Could you please elaborate more on this?
In larger projects, especially with lots of contributors, I found that you'll want to practice some level of defensive programming because code review can only catch so many errors. In other words, you'll want to make sure that parts of your program only talk to each other via "sanctioned" APIs. Go makes this difficult because anything in the same folder can access data in structures defined in the same folder.
For example, the Kubernets backend for ContainerSSH (https://github.com/ContainerSSH/libcontainerssh/tree/main/in...) has two parts, one dealing with the integration with the rest of ContainerSSH, while the other deals with Kubernetes. In order to provide some level of separation, we added an interface in the middle to document the package-internal API somewhat: https://github.com/ContainerSSH/libcontainerssh/blob/main/in... However, this is suboptimal and leads to unnecessary boilerplate code.
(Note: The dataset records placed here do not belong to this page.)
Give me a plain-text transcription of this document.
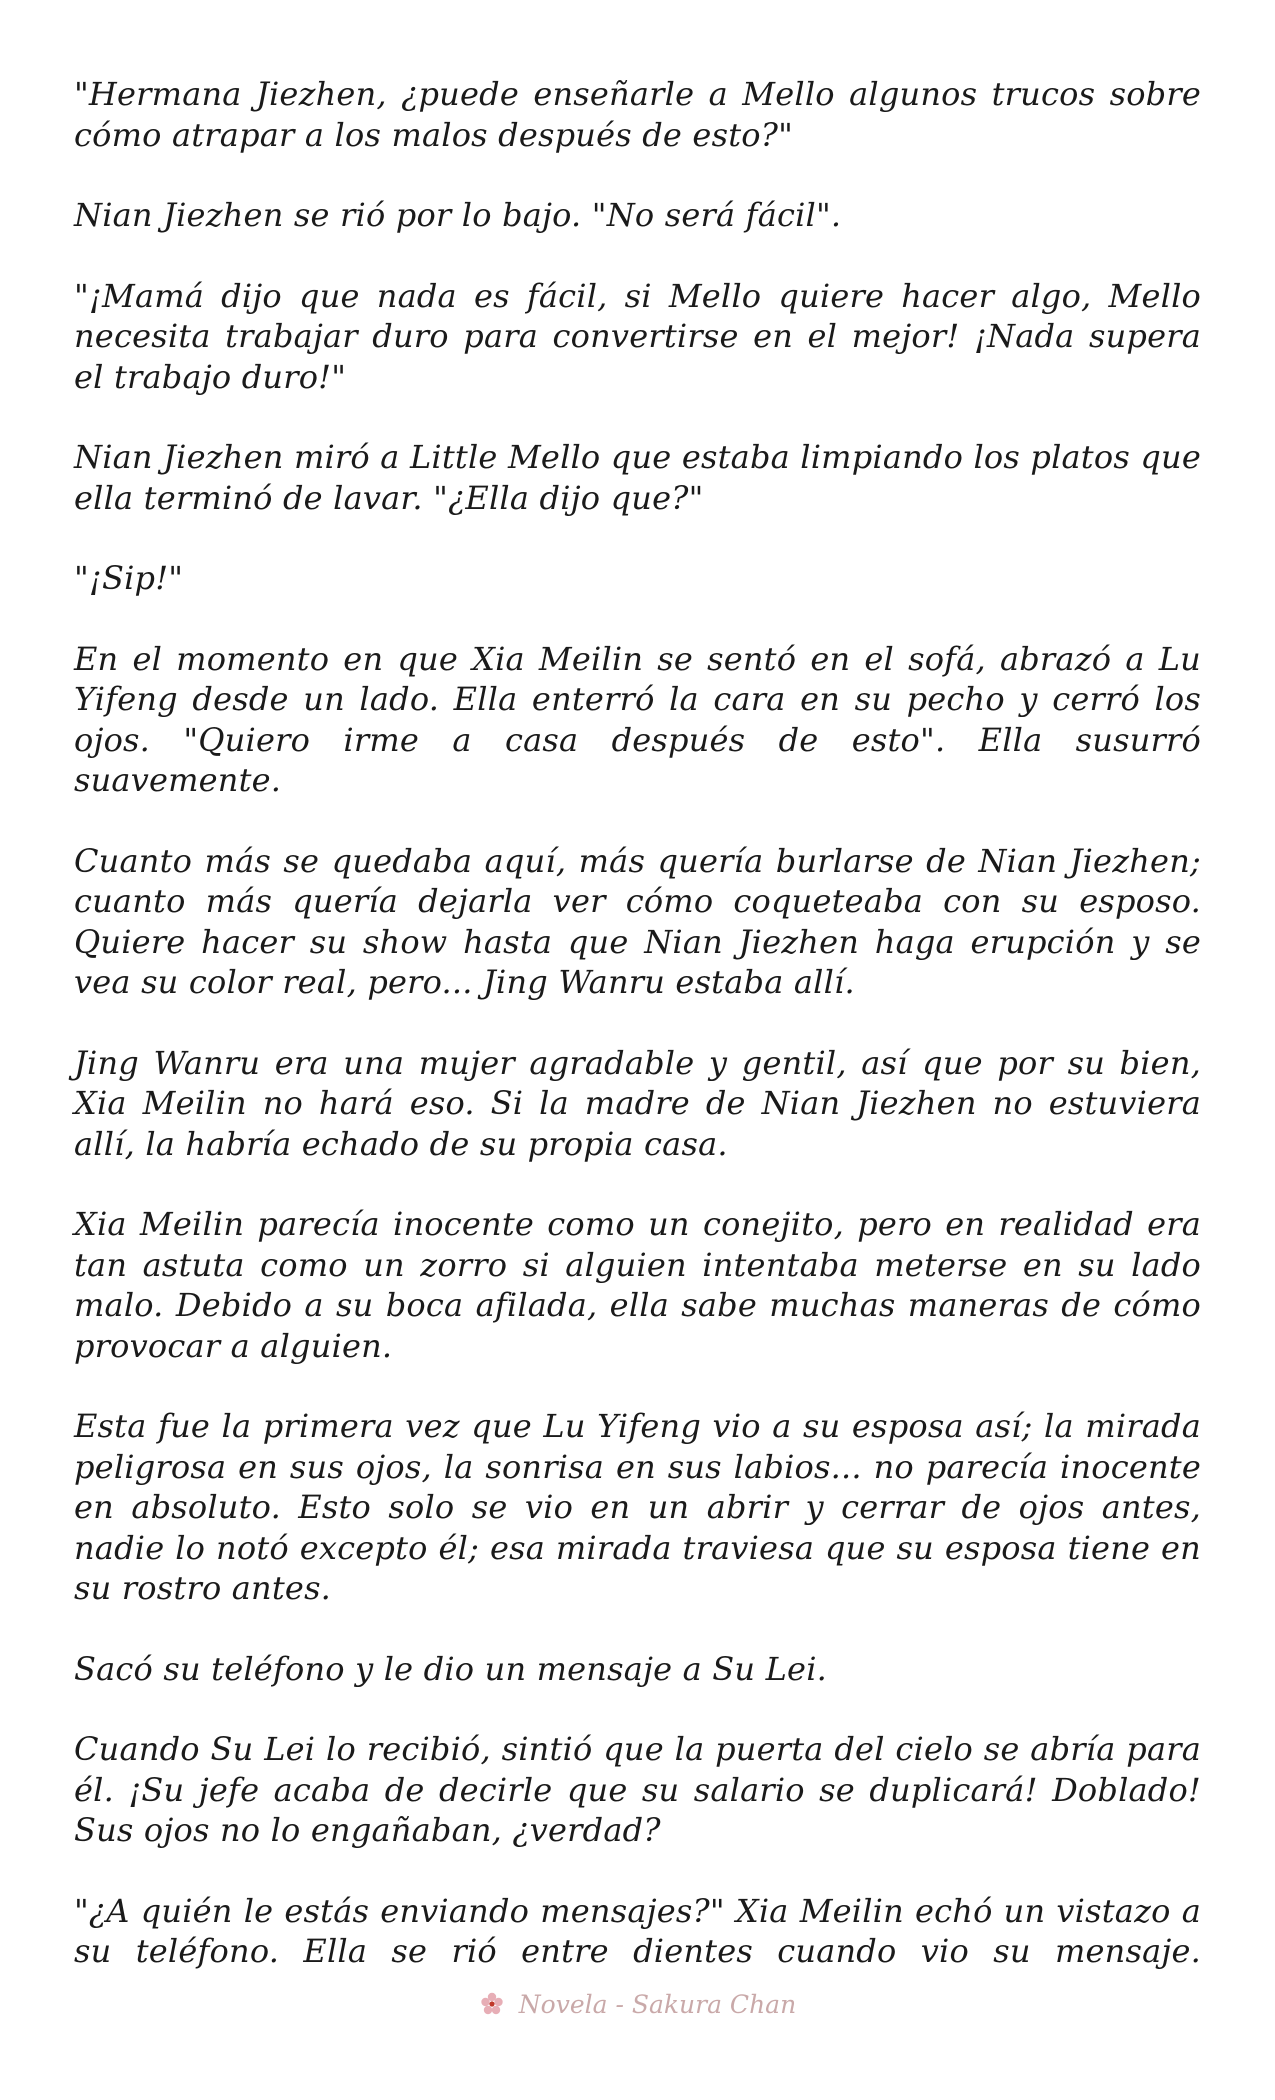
"Hermana Jiezhen, ¿puede enseñarle a Mello algunos trucos sobre cómo atrapar a los malos después de esto?"

Nian Jiezhen se rió por lo bajo. "No será fácil".

"¡Mamá dijo que nada es fácil, si Mello quiere hacer algo, Mello necesita trabajar duro para convertirse en el mejor! ¡Nada supera el trabajo duro!"

Nian Jiezhen miró a Little Mello que estaba limpiando los platos que ella terminó de lavar. "¿Ella dijo que?"

"¡Sip!"

En el momento en que Xia Meilin se sentó en el sofá, abrazó a Lu Yifeng desde un lado. Ella enterró la cara en su pecho y cerró los ojos. "Quiero irme a casa después de esto". Ella susurró suavemente.

Cuanto más se quedaba aquí, más quería burlarse de Nian Jiezhen; cuanto más quería dejarla ver cómo coqueteaba con su esposo. Quiere hacer su show hasta que Nian Jiezhen haga erupción y se vea su color real, pero... Jing Wanru estaba allí.

Jing Wanru era una mujer agradable y gentil, así que por su bien, Xia Meilin no hará eso. Si la madre de Nian Jiezhen no estuviera allí, la habría echado de su propia casa.

Xia Meilin parecía inocente como un conejito, pero en realidad era tan astuta como un zorro si alguien intentaba meterse en su lado malo. Debido a su boca afilada, ella sabe muchas maneras de cómo provocar a alguien.

Esta fue la primera vez que Lu Yifeng vio a su esposa así; la mirada peligrosa en sus ojos, la sonrisa en sus labios... no parecía inocente en absoluto. Esto solo se vio en un abrir y cerrar de ojos antes, nadie lo notó excepto él; esa mirada traviesa que su esposa tiene en su rostro antes.

Sacó su teléfono y le dio un mensaje a Su Lei.

Cuando Su Lei lo recibió, sintió que la puerta del cielo se abría para él. ¡Su jefe acaba de decirle que su salario se duplicará! Doblado! Sus ojos no lo engañaban, ¿verdad?

"¿A quién le estás enviando mensajes?" Xia Meilin echó un vistazo a su teléfono. Ella se rió entre dientes cuando vio su mensaje.

Novela - Sakura Chan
You could, of course, forego the interface, but that would mean that code reviewers would have to make sure nobody is taking the easy route and messing with the internal state of a struct that they have no business messing with. In other words, you'd want some level of encapsulation which is not easily doable in Go.
In other languages you have much more granular visibility options, either in an OOP way (private, protected, public, package-private, friend classes, etc), or by providing things like header files that describe an interface between parts of the application.